Wednesday, April 1, 2015

New Blog for My Thoughts

Recently, I decided to take myself off of Facebook, after receiving a message from someone I did not know, but from whom I had recently accepted a friendship request due to her love of art. The message, in the form of sage advice, basically chided me for how I lived my life and what I chose to post on Facebook. This led to some rethinking on my part of my identity as an artist and writer, and prompted me to take a break from social media. Aside from Instagram, I did not blog or post updates for most of March.

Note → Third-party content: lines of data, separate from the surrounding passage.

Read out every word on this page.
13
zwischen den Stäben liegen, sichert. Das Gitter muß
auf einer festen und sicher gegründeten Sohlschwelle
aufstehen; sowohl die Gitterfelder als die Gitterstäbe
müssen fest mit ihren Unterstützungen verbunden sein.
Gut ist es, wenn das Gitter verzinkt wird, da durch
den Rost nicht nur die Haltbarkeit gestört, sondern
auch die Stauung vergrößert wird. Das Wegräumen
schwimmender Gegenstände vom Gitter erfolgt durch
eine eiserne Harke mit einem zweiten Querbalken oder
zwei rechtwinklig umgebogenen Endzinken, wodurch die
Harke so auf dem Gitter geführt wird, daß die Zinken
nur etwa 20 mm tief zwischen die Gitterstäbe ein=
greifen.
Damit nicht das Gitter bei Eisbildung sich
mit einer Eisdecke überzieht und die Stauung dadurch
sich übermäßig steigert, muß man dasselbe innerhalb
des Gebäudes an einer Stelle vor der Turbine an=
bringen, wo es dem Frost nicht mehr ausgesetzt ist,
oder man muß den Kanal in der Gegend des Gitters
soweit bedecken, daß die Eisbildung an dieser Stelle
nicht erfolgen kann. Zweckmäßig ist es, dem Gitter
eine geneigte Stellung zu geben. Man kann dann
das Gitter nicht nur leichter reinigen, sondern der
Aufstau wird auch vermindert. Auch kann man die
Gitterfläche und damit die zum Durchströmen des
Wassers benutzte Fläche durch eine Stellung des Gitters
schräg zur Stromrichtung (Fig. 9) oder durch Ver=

During this brief sabbatical, I had time to think a lot about what my art means to me, and how I want to be perceived as an artist. In many ways, our public image is both within and outside of our control. Most artists spend a lot of time carefully crafting their public images, and send out only those posts and updates that would contribute to their self-constructed identity, which is in part myth, and in part truth. *I believe that no one really knows the truth about themselves or others, so most of our thoughts are futile grasps at temporary senses of knowingness.


Once I disabled Facebook, I was suddenly aware of how quiet my life was. No longer filled with the static and hum of all the constant updates and colorful interludes of other people's lives, their snapshots of this moment or that, I was left with the realization that somewhere in the quiet, my life was proceeding uninterrupted, that the sun still rose and set, and that I was left unchanged but somehow outside of the stream of consciousness that my online community shared. I was, in essence, left with solitude.


In solitude one has immeasurable power. It's the vantage point from which critical thought and exploration could proceed. I suddenly had a lot more time on my hands. Instead of reading about a friend's adventures or life event, I was reading about the holocaust, female genital mutilation, and generally exploring issues that which had intrigued me for a long time, given my fascination with anthropology, culture, and gender discourse.


At times, I felt the need to broadcast my thoughts to someone, to anyone who may dialogue with me about my discoveries and share in my inner experiences. Somehow that's always been the driving force of my life, to connect with others on a deeper level and to spark conversations that would encompass all that which cannot be readily described in just a few words (except for in haikus), or be rushed through in polite social settings. My mind's words fill me with both excitement and anxiety, for they are voluminous, and can occupy caverns with their prodigiousness.


Although I think of myself as both a writer and painter, I feel there is a distinct separation between the two art forms. In painting, the visual element is that which first arrests the viewer's eyes. The symbolism and other ideas and meanings come secondary to the initial visual impression. In writing, the flow of thought and construction of words form the gradual image. In many ways, the two processes of expression run counter to each other, in reverse so to say, although in both writing and painting, they often both begin with a singular image or idea for me.


So I finally came to terms with the need for me to find an outlet for my inner thoughts and words, but not in the context of social media, where interactions are generally defined by brevity and levity. Rather, this would be a blog through which I would explore my consciousness, and refine my artistic development with the help of writing and discourse. While not an official blog about my art work, I hope it would serve as a platform from which to view my art concurrently. Being both a writer and painter, I feel this is the best manner with which to approach my creative process, and to give life to my thoughts.


With that, I hope you will enjoy reading this blog. But even if you didn't, it would still be something enjoyable for me to write.